Navarro-Génie said there is no evidence that reducing the number of public servants by "a small percentage" will actually reduce the quality of services.

"No one is arguing that they should be abolished," Navarro-Génie said of public service jobs, "but there is a fundamental distinction between a public service job and a job that comes from the productive sector of the economy.

There's no debt crisis in Manitoba.- David Camfield

"If that money is liberated for the more productive aspects of the economy, then that can have not just a renewing effect on an economy, but sometimes a vivifying effect on an economy."

Navarro-Génie said the question is: if other provinces are able to deliver comparable health care, education and other services through their public sectors with fewer taxpayer-funded positions, then why can't Manitoba?

But Camfield said it isn't necessarily a problem that Manitoba has a higher percentage of civil servants than some other provinces.

Apples and oranges

Provinces with smaller populations generally have higher percentages of the overall workforce employed by the public sector when compared to larger jurisdictions, Camfield said. That's because things like government ministries require a certain amount of staff regardless of population size, he added.

"You're not comparing 'like' with 'like' when you're comparing large provinces to small provinces," he said.

Camfield said it's important to take a critical look at the relationship between Manitoba's provincial debt and the current conversation about public sector cuts that is going on at the provincial level.

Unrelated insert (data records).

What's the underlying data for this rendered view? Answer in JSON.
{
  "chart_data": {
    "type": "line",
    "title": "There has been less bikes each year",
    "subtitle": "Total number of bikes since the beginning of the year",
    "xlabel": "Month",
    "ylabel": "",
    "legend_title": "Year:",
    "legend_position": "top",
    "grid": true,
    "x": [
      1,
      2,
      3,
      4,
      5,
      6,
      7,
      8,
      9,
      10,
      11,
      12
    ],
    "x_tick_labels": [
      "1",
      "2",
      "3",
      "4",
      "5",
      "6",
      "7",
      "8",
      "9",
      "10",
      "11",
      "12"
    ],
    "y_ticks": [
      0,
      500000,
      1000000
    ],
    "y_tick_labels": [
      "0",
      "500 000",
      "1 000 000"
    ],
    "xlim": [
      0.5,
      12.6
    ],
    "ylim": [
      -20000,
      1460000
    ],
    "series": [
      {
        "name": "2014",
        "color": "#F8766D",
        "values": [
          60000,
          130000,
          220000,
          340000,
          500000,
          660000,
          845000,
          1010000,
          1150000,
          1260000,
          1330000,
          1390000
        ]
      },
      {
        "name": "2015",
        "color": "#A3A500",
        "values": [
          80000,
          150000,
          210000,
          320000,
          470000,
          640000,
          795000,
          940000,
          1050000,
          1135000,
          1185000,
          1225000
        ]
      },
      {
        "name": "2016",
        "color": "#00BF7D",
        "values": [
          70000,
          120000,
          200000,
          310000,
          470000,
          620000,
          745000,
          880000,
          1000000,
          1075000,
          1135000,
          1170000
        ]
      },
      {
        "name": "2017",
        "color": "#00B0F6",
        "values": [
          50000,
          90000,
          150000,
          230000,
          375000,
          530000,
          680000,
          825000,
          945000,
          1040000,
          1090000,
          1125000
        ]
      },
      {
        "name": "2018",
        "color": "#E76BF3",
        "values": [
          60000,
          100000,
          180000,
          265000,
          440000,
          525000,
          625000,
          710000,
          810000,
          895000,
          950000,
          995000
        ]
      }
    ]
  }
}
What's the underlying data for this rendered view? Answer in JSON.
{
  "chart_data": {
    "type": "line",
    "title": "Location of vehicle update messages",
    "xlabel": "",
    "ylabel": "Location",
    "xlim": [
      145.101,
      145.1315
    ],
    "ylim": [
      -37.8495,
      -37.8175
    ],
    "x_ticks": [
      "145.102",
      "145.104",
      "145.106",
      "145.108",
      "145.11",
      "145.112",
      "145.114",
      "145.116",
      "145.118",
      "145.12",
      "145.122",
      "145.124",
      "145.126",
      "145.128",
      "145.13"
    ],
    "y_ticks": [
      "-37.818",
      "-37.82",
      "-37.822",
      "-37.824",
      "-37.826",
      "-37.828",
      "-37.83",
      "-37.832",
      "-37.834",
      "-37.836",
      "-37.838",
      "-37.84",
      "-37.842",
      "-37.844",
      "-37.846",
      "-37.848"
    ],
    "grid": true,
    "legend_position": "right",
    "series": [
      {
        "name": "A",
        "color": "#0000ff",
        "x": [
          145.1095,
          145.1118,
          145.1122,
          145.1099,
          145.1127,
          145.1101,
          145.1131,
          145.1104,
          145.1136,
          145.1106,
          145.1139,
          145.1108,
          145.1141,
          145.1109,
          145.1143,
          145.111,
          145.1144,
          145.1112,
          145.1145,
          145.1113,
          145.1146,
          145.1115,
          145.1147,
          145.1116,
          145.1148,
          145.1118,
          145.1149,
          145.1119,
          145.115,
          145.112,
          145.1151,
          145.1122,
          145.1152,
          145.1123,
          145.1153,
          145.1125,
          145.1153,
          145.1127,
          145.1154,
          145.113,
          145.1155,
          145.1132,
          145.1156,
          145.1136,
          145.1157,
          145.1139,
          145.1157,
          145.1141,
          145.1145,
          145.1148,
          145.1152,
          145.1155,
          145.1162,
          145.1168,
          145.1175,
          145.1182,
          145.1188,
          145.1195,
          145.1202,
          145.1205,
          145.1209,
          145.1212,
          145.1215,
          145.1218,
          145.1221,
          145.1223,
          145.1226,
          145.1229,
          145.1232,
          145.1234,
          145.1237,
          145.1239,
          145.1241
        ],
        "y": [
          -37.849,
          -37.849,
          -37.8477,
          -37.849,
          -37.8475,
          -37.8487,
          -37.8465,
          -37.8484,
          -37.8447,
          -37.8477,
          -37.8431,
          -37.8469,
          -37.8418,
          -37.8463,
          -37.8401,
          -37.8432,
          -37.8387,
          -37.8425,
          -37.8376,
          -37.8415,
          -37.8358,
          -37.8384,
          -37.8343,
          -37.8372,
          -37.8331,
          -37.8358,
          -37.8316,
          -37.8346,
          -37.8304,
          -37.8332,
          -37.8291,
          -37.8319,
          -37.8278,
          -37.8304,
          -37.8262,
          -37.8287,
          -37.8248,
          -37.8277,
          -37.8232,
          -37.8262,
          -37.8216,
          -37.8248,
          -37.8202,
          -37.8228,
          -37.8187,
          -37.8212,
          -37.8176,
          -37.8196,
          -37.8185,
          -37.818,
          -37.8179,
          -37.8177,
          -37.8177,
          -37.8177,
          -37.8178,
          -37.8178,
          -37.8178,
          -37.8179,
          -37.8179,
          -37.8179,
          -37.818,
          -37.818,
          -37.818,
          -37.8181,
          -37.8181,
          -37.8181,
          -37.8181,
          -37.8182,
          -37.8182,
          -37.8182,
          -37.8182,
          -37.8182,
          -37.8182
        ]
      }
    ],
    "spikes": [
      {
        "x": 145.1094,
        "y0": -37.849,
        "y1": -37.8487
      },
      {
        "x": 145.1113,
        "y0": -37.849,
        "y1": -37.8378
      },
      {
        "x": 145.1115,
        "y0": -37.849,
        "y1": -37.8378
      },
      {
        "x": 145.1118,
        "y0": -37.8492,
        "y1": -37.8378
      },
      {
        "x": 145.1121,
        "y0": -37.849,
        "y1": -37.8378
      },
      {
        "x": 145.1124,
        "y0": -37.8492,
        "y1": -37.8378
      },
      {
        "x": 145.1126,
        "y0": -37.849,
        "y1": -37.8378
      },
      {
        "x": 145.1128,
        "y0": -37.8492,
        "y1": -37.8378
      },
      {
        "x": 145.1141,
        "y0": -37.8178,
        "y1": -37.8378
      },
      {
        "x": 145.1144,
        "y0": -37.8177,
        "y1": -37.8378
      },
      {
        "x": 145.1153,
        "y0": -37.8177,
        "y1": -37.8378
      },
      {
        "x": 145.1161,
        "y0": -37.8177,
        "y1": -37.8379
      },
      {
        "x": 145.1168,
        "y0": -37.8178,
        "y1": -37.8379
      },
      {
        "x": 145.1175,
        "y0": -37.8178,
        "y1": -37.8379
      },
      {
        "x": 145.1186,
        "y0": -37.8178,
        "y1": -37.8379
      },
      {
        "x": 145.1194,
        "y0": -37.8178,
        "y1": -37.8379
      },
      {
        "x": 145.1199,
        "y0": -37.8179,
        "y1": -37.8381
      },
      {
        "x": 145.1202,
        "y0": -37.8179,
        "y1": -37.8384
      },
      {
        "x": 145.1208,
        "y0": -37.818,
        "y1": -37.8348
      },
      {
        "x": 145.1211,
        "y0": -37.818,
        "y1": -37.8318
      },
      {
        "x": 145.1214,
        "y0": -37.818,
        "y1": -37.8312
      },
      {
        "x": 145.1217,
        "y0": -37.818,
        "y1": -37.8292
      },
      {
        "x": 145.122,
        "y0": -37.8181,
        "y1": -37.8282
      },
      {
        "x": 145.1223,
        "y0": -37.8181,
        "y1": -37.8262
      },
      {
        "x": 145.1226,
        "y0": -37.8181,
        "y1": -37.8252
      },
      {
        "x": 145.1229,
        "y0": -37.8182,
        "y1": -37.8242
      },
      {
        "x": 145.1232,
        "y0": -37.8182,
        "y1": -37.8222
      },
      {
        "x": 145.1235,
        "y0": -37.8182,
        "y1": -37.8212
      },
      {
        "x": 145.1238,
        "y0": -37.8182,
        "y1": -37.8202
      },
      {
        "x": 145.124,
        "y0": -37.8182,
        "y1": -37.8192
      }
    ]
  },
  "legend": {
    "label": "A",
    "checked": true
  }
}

"We're paying less as a percentage of provincial revenue now to service the debt than we were in the late '90s. That's a fact. So $1 billion only makes sense when you look at it in comparison to the overall size of the public sector and the interest rate being paid to service the debt."

"There's no debt crisis in Manitoba. I think we actually have to think about the fact that it's a rich country and we need to find ways of redistributing wealth to make sure people can have the quality of services they need."